Asphalt-Agonie

The A-Series, Pt. 4

Manchmal hilft nur beten – und daran denken, dass man den nächsten Schritt machen muss. Und dann noch einen und noch einen.
Heute ist so ein Tag. Wir legen die knapp mehr als 20 Kilometer von St. Pantaleon nach St. Florian bei sengender Hitze und gnadenlos blauem Himmel zurück, wandern nur kurze Wegstücke auf Naturboden dahin und sonst immer nur auf Nebenstraßen, Hauptstraßen, Gehsteigen, asphaltierten Feldwegen, Stiegen, Gleisen … Es hat was Surreales, wenn man viele Tagesfußreisen von zu Hause entfernt ist und trotzdem das Gefühl hat, man würde am Verschubbahnhof Kledering oder in der Nähe des Alberner Hafens herumhatschen.

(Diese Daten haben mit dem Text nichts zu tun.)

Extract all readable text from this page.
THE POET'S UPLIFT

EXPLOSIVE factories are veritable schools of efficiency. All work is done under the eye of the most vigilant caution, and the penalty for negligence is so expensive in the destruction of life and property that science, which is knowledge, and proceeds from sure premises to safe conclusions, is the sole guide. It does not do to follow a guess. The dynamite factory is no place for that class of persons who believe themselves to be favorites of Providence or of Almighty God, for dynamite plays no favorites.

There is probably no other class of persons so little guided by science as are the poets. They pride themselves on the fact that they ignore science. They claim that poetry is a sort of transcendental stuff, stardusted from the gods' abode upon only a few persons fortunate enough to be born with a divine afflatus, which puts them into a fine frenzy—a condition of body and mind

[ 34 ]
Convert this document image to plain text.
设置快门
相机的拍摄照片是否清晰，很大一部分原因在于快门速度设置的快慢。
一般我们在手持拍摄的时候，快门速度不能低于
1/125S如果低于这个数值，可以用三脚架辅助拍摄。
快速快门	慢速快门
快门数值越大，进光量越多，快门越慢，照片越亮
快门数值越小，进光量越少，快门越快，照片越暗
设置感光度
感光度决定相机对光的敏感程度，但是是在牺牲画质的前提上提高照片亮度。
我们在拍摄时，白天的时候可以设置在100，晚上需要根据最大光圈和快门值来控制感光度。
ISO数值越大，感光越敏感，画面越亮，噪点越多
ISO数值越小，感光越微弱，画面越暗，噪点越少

Andererseits: Andere Gegenden haben auch ein Recht darauf, hässlich zu sein.

Also los, frühmorgens nach der Alptraumnacht in St. Pantaleon und einem übernachtigen Frühstück. Blasenpflaster festpicken, in den Wanderschuh quälen, Wasserflaschen anfüllen, den Rucksack anlegen und den Ort verlassen … auf einer Straße (wer hätte es geahnt?). Die ist aber ausnahmsweise und dank der Uhrzeit noch schattig und kühl. Dann umrunden wir auf einem Wiesenweg das Gelände eines Ennskraftwerks und kommen auf die nächste Straße, die uns in den Ort Pyburg führt. Nie gehört, wird man wahrscheinlich auch nie wieder sehen. Hier teilt sich wieder einmal der Jakobsweg (siehe unten links – und nein, die Ortstafel über dem Wanderpfeil weist nicht auf die Heimatgemeinde der Simpsons hin!); eine längere Etappe führt auf die andere Seite der Donau. Aber die ersparen wir uns und gehen weiter durch den Ort, wo uns gleich der erste surreale Anblick erwartet: ein Schweinemädchen, das für günstiges Faschiertes wirbt. Sowas kann man nicht mehr ungesehen machen.

Es geht weiter in den Ort Windpassing, nicht zu verwechseln mit Wimpassing (aber eigentlich wurscht) und immer am Straßenrand entlang. Nach geraumer Zeit erst dürfen wir links abbiegen und kommen ein bissl ins Grüne, so für zehn Minuten ungefähr. Der Weg führt immer am Waldrand und neben einem Feld entlang, der Boden ist noch taufeucht und reinigt so unser Schuhwerk …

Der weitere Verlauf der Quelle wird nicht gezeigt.